Human Authority Over Augmentation Systems

A wiki built as a Deep Context graph exists to augment the reasoning of the humans who author it, not to replace it. The stance has concrete consequences: every mechanism that delegates work to an AI agent must preserve authors' ability to see what happens (legibility), define what may happen (boundaries), and change what is happening (override).

Agency erosion in AI systems happens through convenience, defaults, and invisible delegation — not through force. Contributors edit the AI's choices rather than making their own. The system produces outputs contributors accept without understanding. The feedback loop between human judgment and system behavior attenuates until humans are nominally in charge but structurally irrelevant.

What the stance asks of the project shows up at three levels:

Session level — Every session begins by reading state files humans can inspect. Every commit requires human approval. Decision surfaces (AskUserQuestion and its equivalents) raise choices to contributors rather than resolving them silently. Session logs and learning loops make the agent's reasoning visible after the fact.

Architecture level — Rules, skills, and processes are the conferral mechanism. They are plain-text files humans can read, edit, and version-control. Contextual trigger systems (path-scoped rules, skill frontmatter) load constraints where they apply rather than applying blanket permissions. Contributors can change any conferral by editing a file.

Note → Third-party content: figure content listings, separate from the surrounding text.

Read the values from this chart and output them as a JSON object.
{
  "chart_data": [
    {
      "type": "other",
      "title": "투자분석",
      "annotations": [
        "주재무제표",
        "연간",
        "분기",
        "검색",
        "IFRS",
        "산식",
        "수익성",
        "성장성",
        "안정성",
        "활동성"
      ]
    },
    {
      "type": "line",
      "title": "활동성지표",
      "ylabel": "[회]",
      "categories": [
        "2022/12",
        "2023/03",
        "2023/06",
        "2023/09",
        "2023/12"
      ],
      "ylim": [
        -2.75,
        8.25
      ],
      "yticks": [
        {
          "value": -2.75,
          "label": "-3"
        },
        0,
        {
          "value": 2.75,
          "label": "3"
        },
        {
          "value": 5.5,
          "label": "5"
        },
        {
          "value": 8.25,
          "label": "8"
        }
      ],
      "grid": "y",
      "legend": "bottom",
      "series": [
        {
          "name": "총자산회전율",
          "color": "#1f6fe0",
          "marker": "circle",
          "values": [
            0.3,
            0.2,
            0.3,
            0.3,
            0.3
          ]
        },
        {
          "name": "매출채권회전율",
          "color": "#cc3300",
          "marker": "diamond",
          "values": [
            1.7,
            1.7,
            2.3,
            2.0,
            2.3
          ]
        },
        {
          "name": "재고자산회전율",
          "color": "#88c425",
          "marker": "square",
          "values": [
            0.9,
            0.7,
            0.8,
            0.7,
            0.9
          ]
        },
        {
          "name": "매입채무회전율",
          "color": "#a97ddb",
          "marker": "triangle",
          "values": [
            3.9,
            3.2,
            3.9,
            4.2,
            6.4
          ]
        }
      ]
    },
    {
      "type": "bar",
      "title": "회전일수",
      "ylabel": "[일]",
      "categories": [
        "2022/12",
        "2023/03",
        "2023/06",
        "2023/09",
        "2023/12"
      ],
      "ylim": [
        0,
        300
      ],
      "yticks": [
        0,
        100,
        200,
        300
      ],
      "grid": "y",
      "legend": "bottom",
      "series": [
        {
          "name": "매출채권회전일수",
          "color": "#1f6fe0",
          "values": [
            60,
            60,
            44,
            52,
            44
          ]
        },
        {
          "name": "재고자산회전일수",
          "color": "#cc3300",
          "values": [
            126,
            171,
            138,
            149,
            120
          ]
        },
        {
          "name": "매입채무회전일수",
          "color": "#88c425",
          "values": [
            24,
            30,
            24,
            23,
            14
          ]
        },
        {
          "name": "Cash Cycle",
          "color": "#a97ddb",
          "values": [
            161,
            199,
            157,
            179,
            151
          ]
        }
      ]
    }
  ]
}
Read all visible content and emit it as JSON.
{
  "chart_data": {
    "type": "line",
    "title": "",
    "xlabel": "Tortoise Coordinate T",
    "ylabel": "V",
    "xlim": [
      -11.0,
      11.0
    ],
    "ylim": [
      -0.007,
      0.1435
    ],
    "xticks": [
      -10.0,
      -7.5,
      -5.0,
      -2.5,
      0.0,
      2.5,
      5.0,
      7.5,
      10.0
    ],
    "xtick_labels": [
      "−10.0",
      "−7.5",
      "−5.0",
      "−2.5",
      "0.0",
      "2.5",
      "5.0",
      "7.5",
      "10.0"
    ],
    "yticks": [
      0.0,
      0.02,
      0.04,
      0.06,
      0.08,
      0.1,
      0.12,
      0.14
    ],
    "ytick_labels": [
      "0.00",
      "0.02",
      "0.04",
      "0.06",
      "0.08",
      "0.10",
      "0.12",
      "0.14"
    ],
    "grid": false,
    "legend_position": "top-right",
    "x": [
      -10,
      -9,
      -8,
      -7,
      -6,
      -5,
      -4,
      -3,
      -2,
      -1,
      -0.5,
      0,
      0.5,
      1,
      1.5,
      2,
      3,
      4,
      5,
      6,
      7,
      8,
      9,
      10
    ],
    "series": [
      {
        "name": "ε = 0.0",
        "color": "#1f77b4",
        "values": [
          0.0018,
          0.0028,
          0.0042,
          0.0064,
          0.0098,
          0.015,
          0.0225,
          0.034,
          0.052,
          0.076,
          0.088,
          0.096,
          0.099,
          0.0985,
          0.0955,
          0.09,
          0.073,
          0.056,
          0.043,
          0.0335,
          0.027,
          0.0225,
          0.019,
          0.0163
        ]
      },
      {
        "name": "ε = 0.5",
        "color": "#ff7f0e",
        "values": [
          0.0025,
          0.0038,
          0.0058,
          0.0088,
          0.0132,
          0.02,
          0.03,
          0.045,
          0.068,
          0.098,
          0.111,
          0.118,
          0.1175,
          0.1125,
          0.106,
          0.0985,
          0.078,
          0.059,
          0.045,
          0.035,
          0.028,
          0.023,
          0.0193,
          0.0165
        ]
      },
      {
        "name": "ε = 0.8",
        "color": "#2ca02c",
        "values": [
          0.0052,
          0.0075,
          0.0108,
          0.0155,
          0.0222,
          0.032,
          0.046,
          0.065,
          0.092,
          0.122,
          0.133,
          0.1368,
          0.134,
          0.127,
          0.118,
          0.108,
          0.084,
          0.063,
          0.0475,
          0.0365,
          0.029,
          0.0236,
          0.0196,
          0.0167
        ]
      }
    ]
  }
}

Knowledge level — The graph's form types, structural contracts, and typed relations encode the authors' reasoning in a format that survives the agent that helped create it. If the current AI harness were replaced tomorrow, the wiki's content retains its structure and meaning. The knowledge belongs to the humans who authored it, not to the tool.

The difference between augmentation and substitution is testable: remove humans from the loop and observe what changes. If nothing changes, the system has substituted; if the system cannot proceed, human authority is real. That test is how drift from this conviction would be recognized — a wiki whose generation continues unchanged when its authors are absent has subordinated their reasoning to the system that helps produce it, and the stance has weakened whether or not the project still names the commitment.

Why Authority Cannot Be Delegated Away

Authority cannot be delegated away because authorship carries consequence and machines do not bear it. Deb Roy argues that speech without a speaker who bears consequence is "words without consequence" — a machine can produce fluent text but cannot risk being wrong, cannot be embarrassed by a weak argument, cannot have its reputation shaped by what it publishes. That vulnerability is what makes authorship real. A wiki whose content is entirely agent-produced has no author in this sense, regardless of how coherent the prose appears. The human role is not performance but responsibility: standing behind the result, having genuinely shaped it, being accountable for its claims. Augmentation tools research, draft, restructure, and critique — but they cannot bear the consequence of the output. The wiki's authors can.

Generation-Verification Asymmetry

The P-vs-NP intuition from computational complexity maps onto agent engineering: verifying a solution is cheaper than generating one. Humans out-evaluate agents but do not out-implement them. Generation is cheap — an agent can produce a hundred candidate restructurings of a wiki section in seconds. Verification is expensive and requires domain judgment the agent lacks: does this restructuring preserve authors' intent? Does it break a relationship authors value? Does it introduce a claim authors would not endorse?

This asymmetry is what makes human authority over augmentation systems operationally viable rather than merely asserted. Authors do not need to produce every output — only to evaluate whether each output meets the standard. Three historical examples trace the pattern across engineering domains. James Watt's centrifugal governor (1788) maintained steam engine speed through a mechanical feedback loop: the system generated continuous adjustments while a physical constraint verified acceptable range. Kubernetes applies the same logic to infrastructure: operators declare desired state, and the system generates whatever actions converge toward it — humans verify by specifying what "correct" looks like, not by implementing each step. Agent harnesses like Claude Code's rules, hooks, and approval gates represent the current frontier of this pattern, where humans define boundaries and the agent generates within them.

The operational consequence for a Deep Context graph: design every agent interaction so the expensive part — judgment, verification, consequence-bearing — stays with the humans, while the cheap part — generation, search, restructuring — goes to the agent.